И снова кто-то или что-то, существо или предмет, он не взялся бы определить, коснулось его лица, плеч, и тогда он занял оборону, вслепую размахивая над головой шароварами. Жара донимала его все сильнее, пот струйками стекал по щекам, дыхание перехватывало. От одного слишком резкого взмаха шаровары вырвались у него из рук и улетели далеко в темноту. Гаврилеску мгновенье постоял, судорожно сжимая пальцы в кулак, как будто надеясь, что это ошибка и что шаровары еще можно удержать. Он вдруг осознал свою наготу и съежился, упал на четвереньки, пригнув голову, словно бегун перед стартом.

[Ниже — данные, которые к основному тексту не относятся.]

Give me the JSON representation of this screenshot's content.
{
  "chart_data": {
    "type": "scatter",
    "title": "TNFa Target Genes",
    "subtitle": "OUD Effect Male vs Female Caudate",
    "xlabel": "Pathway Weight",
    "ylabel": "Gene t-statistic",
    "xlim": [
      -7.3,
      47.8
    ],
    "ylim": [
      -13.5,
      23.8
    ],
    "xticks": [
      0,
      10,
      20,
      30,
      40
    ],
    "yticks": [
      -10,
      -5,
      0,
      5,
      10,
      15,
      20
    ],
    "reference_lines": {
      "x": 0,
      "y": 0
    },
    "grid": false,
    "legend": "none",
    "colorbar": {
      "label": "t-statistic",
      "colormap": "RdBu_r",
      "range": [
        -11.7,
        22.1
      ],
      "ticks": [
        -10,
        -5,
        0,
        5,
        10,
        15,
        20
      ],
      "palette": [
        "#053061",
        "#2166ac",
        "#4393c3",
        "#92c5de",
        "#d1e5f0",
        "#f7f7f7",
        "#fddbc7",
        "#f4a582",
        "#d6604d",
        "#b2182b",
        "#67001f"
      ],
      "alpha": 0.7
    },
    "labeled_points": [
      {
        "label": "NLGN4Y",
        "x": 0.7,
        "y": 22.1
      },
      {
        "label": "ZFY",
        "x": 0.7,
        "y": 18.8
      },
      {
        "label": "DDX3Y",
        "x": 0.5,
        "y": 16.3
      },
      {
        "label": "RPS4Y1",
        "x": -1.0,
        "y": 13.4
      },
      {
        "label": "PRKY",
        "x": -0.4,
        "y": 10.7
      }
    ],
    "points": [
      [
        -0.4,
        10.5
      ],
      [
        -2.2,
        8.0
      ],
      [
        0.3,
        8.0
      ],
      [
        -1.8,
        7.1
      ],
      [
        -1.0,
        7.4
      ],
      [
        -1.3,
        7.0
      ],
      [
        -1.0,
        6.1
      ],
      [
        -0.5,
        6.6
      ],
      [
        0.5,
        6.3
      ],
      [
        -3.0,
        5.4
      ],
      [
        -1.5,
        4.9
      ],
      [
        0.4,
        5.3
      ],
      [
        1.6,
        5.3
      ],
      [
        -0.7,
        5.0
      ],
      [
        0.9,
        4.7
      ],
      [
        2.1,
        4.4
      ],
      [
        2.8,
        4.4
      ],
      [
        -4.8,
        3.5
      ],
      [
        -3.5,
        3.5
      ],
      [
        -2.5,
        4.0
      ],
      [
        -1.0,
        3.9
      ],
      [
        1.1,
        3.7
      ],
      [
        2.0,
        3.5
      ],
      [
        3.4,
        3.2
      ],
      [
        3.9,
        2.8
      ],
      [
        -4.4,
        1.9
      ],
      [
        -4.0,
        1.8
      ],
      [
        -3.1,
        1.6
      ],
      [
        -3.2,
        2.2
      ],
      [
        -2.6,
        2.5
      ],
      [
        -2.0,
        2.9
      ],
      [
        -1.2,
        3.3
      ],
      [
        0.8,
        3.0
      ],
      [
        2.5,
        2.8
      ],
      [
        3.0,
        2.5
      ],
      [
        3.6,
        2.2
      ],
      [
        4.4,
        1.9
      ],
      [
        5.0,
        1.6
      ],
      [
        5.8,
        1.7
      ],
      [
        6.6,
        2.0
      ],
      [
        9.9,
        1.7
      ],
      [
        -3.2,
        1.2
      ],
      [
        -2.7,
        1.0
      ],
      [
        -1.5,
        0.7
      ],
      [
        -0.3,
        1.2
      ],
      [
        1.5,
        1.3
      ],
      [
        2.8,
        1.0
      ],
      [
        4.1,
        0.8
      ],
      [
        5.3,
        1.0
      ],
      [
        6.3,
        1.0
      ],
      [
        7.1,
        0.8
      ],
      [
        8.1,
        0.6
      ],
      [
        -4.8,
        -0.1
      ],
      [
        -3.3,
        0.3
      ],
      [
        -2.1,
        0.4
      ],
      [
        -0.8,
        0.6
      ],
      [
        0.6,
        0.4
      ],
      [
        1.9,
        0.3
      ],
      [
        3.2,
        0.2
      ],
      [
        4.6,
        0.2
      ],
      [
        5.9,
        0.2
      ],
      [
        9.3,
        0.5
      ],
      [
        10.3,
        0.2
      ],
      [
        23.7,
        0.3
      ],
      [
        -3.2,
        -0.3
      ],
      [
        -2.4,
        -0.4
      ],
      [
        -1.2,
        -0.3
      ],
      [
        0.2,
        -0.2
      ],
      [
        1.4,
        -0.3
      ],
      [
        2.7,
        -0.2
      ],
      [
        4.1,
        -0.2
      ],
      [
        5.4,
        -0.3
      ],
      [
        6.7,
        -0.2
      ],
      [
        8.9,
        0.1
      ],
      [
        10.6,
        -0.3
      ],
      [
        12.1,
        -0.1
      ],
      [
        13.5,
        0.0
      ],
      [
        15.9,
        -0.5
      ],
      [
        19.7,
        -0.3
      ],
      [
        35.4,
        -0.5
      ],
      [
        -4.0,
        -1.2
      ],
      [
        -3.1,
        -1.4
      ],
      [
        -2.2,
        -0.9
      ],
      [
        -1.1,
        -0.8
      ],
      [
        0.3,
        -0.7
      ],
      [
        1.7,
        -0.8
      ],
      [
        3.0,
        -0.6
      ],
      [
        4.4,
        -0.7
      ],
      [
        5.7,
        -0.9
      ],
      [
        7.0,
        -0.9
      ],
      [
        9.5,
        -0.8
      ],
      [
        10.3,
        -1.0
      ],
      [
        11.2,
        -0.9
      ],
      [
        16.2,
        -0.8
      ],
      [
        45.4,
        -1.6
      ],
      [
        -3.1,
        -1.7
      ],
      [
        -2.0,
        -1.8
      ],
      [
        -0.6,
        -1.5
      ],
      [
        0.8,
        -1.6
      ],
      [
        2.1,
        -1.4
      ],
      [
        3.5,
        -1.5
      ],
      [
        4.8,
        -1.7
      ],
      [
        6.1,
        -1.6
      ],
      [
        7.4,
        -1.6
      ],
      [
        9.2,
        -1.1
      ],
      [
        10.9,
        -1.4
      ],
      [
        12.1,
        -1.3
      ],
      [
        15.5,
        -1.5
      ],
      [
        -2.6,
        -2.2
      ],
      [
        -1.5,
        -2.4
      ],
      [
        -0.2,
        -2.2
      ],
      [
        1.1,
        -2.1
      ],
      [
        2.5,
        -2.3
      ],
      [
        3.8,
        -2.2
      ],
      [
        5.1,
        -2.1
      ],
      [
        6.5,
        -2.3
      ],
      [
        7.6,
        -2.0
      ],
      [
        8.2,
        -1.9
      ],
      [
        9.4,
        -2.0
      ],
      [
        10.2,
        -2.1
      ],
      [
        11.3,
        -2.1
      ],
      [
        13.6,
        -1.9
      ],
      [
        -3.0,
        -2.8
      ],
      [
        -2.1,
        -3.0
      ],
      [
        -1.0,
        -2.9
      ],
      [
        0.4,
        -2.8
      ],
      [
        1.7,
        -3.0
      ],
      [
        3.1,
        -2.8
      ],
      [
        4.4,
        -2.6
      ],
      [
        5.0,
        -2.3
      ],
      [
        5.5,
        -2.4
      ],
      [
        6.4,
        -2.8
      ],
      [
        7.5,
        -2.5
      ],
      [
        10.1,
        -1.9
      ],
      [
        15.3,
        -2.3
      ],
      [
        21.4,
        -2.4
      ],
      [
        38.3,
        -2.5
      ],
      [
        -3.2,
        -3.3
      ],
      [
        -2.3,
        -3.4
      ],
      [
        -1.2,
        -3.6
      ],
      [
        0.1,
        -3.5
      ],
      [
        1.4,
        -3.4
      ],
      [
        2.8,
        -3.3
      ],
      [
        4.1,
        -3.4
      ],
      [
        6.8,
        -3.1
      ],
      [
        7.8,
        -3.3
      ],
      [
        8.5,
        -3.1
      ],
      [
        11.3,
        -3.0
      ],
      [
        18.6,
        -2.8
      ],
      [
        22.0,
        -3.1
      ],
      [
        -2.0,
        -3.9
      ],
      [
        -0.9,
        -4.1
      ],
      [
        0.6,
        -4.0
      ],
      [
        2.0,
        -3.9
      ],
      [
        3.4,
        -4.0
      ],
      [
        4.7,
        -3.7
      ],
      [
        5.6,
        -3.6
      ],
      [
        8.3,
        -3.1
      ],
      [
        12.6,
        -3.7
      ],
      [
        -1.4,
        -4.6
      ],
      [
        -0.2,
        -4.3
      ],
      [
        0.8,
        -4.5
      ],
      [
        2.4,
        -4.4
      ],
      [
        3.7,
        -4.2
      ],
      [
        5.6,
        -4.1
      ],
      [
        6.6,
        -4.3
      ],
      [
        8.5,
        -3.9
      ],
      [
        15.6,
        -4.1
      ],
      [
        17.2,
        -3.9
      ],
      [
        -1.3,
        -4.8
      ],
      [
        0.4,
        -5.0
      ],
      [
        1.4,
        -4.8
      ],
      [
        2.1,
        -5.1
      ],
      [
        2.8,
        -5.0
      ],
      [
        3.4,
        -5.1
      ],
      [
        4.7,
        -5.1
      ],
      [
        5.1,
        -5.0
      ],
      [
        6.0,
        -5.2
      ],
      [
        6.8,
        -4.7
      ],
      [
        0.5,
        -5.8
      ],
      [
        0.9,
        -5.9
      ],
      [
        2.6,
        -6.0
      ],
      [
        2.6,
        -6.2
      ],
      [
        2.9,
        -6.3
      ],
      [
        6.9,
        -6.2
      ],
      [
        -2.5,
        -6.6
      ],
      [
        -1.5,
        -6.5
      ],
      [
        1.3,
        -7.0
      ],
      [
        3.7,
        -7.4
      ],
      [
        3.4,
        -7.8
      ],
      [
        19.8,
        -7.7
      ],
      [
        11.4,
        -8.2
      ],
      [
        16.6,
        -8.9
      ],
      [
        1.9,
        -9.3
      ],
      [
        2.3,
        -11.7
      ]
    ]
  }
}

Дальше он продвигался ползком, шаря руками по ковру, теша себя надеждой найти шаровары и поминутно натыкаясь на предметы, распознавание которых давалось с трудом: то, что он принимал поначалу за пузатый сундучок, оказывалось тыквой огромных размеров, завернутой в шаль; диваны при тщательном ощупывании превращались в бельевые корзины, нагруженные газетами, а их подушки и валики — то ли в мячи, то ли в чехлы от зонтиков, набитые опилками; впрочем, разбираться было некогда: под руку попадались все новые предметы, которые приходилось ощупывать. Иногда на пути возникала тяжелая мебель, и Гаврилеску благоразумно полз в обход, потому что не видел ее истинных габаритов и боялся опрокинуть на себя.
Он не знал, сколько времени провел в пути вот так, на карачках и по-пластунски. От мысли найти в потемках шаровары он отказался. Что досаждало ему больше всего, так это духота. Точно его занесло на чердак крытого жестью дома в разгар послеполуденного зноя. Ноздри обжигало раскаленным воздухом, и предметы вокруг заметно нагревались. Он был мокрый как мышь и то и дело устраивал привалы: падал на ковер, разбрасывая руки, и лежал, как распятый, пыхтя и отдуваясь.
Один раз он даже задремал и очнулся от неожиданного дуновения, как будто где-то открыли окно, впуская ночную сырость. Но очень скоро он распознал, что это веет чем-то другим, не имеющим подобия, неназванным, и мороз прошел у него по коже, остудив капли пота. Что было после, он не помнил. Он испугался собственного крика и обнаружил, что опрометью несется в темноте, налетая на ширмы, сшибая зеркала и множество мелких вещиц, прихотливо разложенных по коврам; временами он спотыкался и падал, но быстро вскакивал и снова наддавал ходу. Потом он заметил, что стал перепрыгивать через сундуки и огибать зеркала и ширмы, и по этому признаку понял, что достиг зоны, где мрак рассеялся и возможно различать контуры предметов. Он вылетел в коридор, в дальнем конце которого, на необыкновенной высоте, манило светом летнего заката окно. В коридоре было жарко сверх всякой меры. Он останавливался все чаще, тылом ладони смахивая пот со лба, со щек. Дыхания не хватало, сердце колотилось на разрыв.